No es Richard Strauss un compositor de los más populares, la mayoría de los que escuchan ópera a un nivel de aficionado reconocerán antes a Verdi, Wagner, Mozart y un largo etcétera. Tampoco se programa todo lo que debería teniendo en cuenta su importancia en el mundo operístico. Afortunadamente, cada cierto tiempo aparece alguna de sus joyas y tal es el caso de este Capriccio, un acierto impresionante del teatro en prácticamente cualquier aspecto. Es el misterio de la perfección, que la mayoría de las veces no se consigue.
Buena parte del éxito de esta producción es, sin lugar a dudas (pero no solo) el montaje que ha ideado Christof Loy, es casi imposible ahora mismo imaginármela de otra forma. Un simple escenario, sin cambios prácticamente pero para nada estático, dotado de un dinamismo que proviene de la acción teatral, cada movimiento, cada cambio en el rictus de los personajes, cada reacción, son un fresco incomparable que refleja una situación inalterable en el tiempo: la eterna discusión artística entre la importancia de la música y de la letra. La dirección artística es sencillamente perfecta gracias al trabajo actoral que se ha realizado con cada uno de los personajes. Por si fuera poco, esa idea de eternidad en el debate es subrayada por la presencia de las contrapartidas pasada y futura de la condesa (con la presencia de una niña y una anciana), que la condesa se enfrente a ellas consigue resaltar aún más el carácter inmortal de la obra, una ópera magna por la que no pasa el tiempo.
Esta excepcional puesta en escena viene refrendada por el trabajo impecable de Asher Fish en el foso consiguiendo un equilibrio entre texto y música con los cantantes en todo momento a pesar de la dificultad que revierte una ópera como ésta en la que tantos géneros aparecen representados al mismo tiempo. La orquesta titular sonó como nunca, o al menos eso me pareció, transmitiendo todos los increíbles detalles musicales para conformar pasajes de gran belleza tanto cuando eran concertantes como cuando nos encontrábamos rendidos a los monólogos de La Roche o la condesa.
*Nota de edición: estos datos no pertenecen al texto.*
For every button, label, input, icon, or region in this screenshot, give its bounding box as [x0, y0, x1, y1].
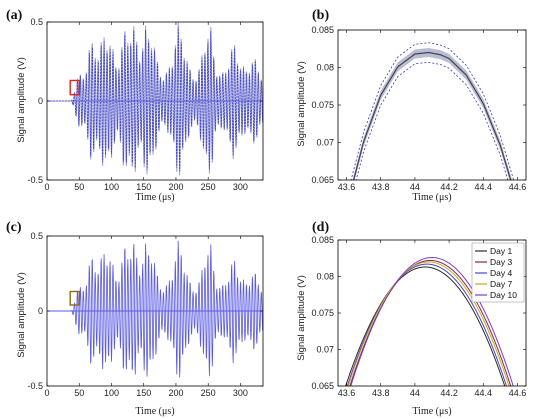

Hay un trabajo por detrás fabuloso para empastar estas texturas.
Para redondear la noche no puedo dejar de hablar de los cantantes, empezando por Malin Byström como condesa, es difícil encontrar alguien con una voz tan adecuada para encarnar su maravilloso papel (sólo se me ocurre ahora mismo Anja Harteros), su actuación parte de una interiorización del papel absolutamente sorprendente, cada gesto está indisolublemente unido a su voz, su voz es de una gran tersura con agudos timbrados de gran calidad y una capacidad inmensa para emocionar, su monólogo final fue inolvidable, como alguien ya ha dicho por algún medio, era LA condesa; La Roche de Christof Fischesser fue otro de los grandes triunfadores, sabiendo centrar perfectamente su actuación con una voz de bajo clara, noble, sin estridencias, con una buena emisión y aprovechando los matices cómicos de su rol; notable trabajo el de los dos contendientes de la condesa, especialmente en el caso de André Schuen como Olivier, un barítono joven de muy buena proyección en su emisión vocal, perfecto hasta en fisonomía para encarnar al literato, razonable el Flamand de Norman Reinhardt con una voz más pequeña pero bien impostada y fiable; me gustó Theresa Kronthaler como Clairon aunque su voz no fuera la que el papel exigía pero lo ejecutó con elegancia; potente el conde de Josef Wagner, lo que no tenía su voz de hermosa lo contrarrestó con la rotundidad de sus agudos; interesantes las prestaciones de Leonor Bonilla y Juan José de León como cantantes italianos y de Torben Jürgens y John Graham-Hall en sus cortos papeles. Gran empaste y dicción de los ocho criados por citarlos igualmente.
El misterio de la perfección, de cómo la música se une indisolublemente al texto y la escena en una noche es lo que se pudo presenciar ayer en Madrid, una función única, un momento para el recuerdo.